A Cheaper Way to Raise Capital for Smaller Companies

One CEO shares his experience with Reg A+ IPO.

Bill Rouhana, CEO of Greenwich-based Chicken Soup for the Soul.

Reg A+ offerings – a type of crowdfunded securities sale – has emerged as a possible pathway for capital formation for companies with annual sales of under $1 billion.  But according to a recent report from the Securities and Exchange Commission, as of the end of 2016 only about 56 of the 97 companies that pursued Reg A+ offerings reported successful outcomes.  Part of the problem has been coming up with the right approaches for attracting non-accredited investors and for sparking the interest of Wall Street brokerage firms.

The success of the IPO by Chicken Soup for the Soul Entertainment (CSSE) a producer of video films that is best known for a series of positive, uplifting stories (250 videos and book titles) suggests the right formula has finally been discovered. For Bill Rouhana who bought the company in 2008, it “was time to put the ‘public’ back into initial public offering.” The company raised $30 million as part of the offering that priced shares at $12 apiece under Regulation A+, a portion of the new rules implemented in the last few years as part of the JOBS Act.

At twice the size of the largest Regulation A+ IPO to date, and completed in just about five weeks’ time, this transaction was widely viewed by Wall Street observers as a significant event in the rebirth of capital formation in America for small businesses, and reverse the decline of U.S. publicly traded stocks – 3,900 last year versus 6,500 in 2000.

“Chicken Soup Entertainment has grown rapidly from $8.7 million in 2016 to $20 million by the end of 2017.”

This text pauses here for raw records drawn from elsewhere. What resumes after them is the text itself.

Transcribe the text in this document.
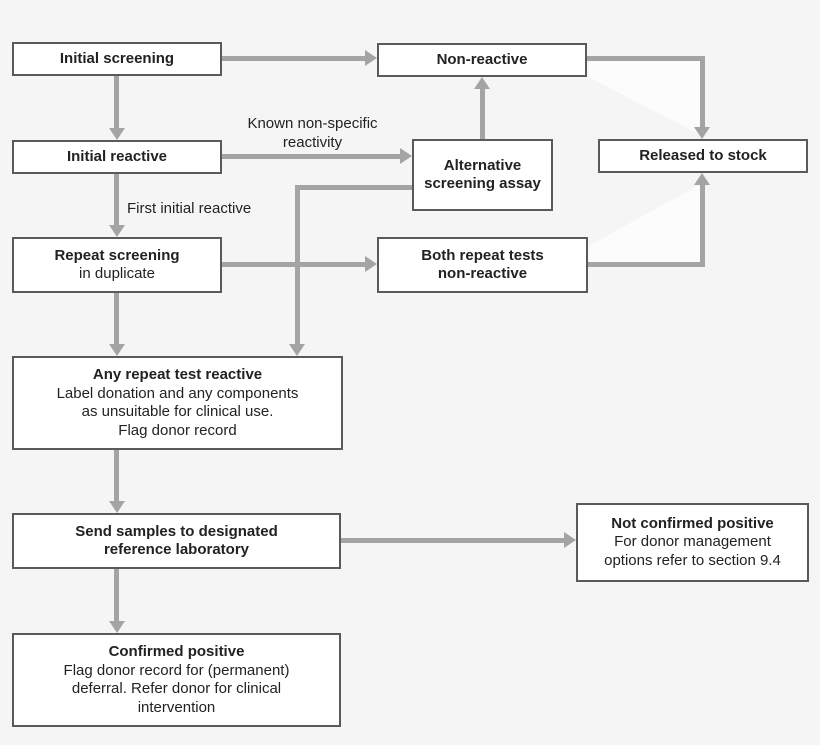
Known non-specific reactivity
First initial reactive
Initial screening	Non-reactive
Initial reactive
Alternative
screening assay
Released to stock
Repeat screening
in duplicate
Both repeat tests
non-reactive
Any repeat test reactive
Label donation and any components
as unsuitable for clinical use.
Flag donor record
Send samples to designated
reference laboratory
Not confirmed positive
For donor management
options refer to section 9.4
Confirmed positive
Flag donor record for (permanent)
deferral. Refer donor for clinical
intervention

Instead of undertaking a traditional IPO the entertainment company—think of it as the Netflix of uplifting entertainment, the firm sought to capitalize on the more relaxed rules aimed at helping small companies finance growth. These favorable rules come from the JOBS Act where in 2012 Congress passed the Jumpstart Our Small Businesses (JOBS) Act. A section of this law permits companies with revenues under $1 billion to raise up to $50 million in a mini IPO under section Reg A+ of the rules. One major difference of a Reg A+ IPO and traditional IPOs is that issuers are permitted to actively promote and advertise the sale of share—and individuals have the same access to buy shares as the professional investors on Wall Street.

Bill Rouhana, CEO of Greenwich-based Chicken Soup for the Soul, said the absence of a “quiet period” proved an inestimable advantage. “We went directly to our fan base who were very enthusiastic,” he said at a recent appearance at NASDAQ where the firm  now lists on Nasdaq Global Market. With a price of $12 a share, the company raised $30 million.

The company’s business model shows fundamental strength. It currently has two successful shows airing on cable TV, the award-winning Hidden Heroes now in its second season on CBS, and another called Project Dad which is airing on TLC and two other Discovery networks.  The company’s entertainment unit acquired a controlling interest in a millennial-focused online journalism platform called A Plus, the founder of which, Celebrity actor Ashton Kutcher, retains a 23 percent stake. Kutcher is also an investor in Chicken Soup and is producer two new shows for CSSE. The pipeline for CSSE is also promising in that it has entered into agreements for two additional long-form shows with a division of NBCUniversal.

Chicken Soup Entertainment has grown rapidly from $8.7 million in 2016 to $20 million by the end of 2017. Operating earnings are projected to reach $12 million in 2017 compared to $3.7 million in 2016.

Because they were among the first to pursue a Reg A+ offering, Rouhana says the cost and time may not have been cheaper than a traditional IPO, but “we created a methodology others can use,” he observes.

Because investors are making a bet on management, Rouhana advises to get out and “talk to potential investors. They want to understand what you’re doing and who you are.”  Rouhana had his team market the company through social media. “Most small companies trying to raise capital get lost,” he says. “With social media you can reach people who really are interested. If they like your story they will respond.”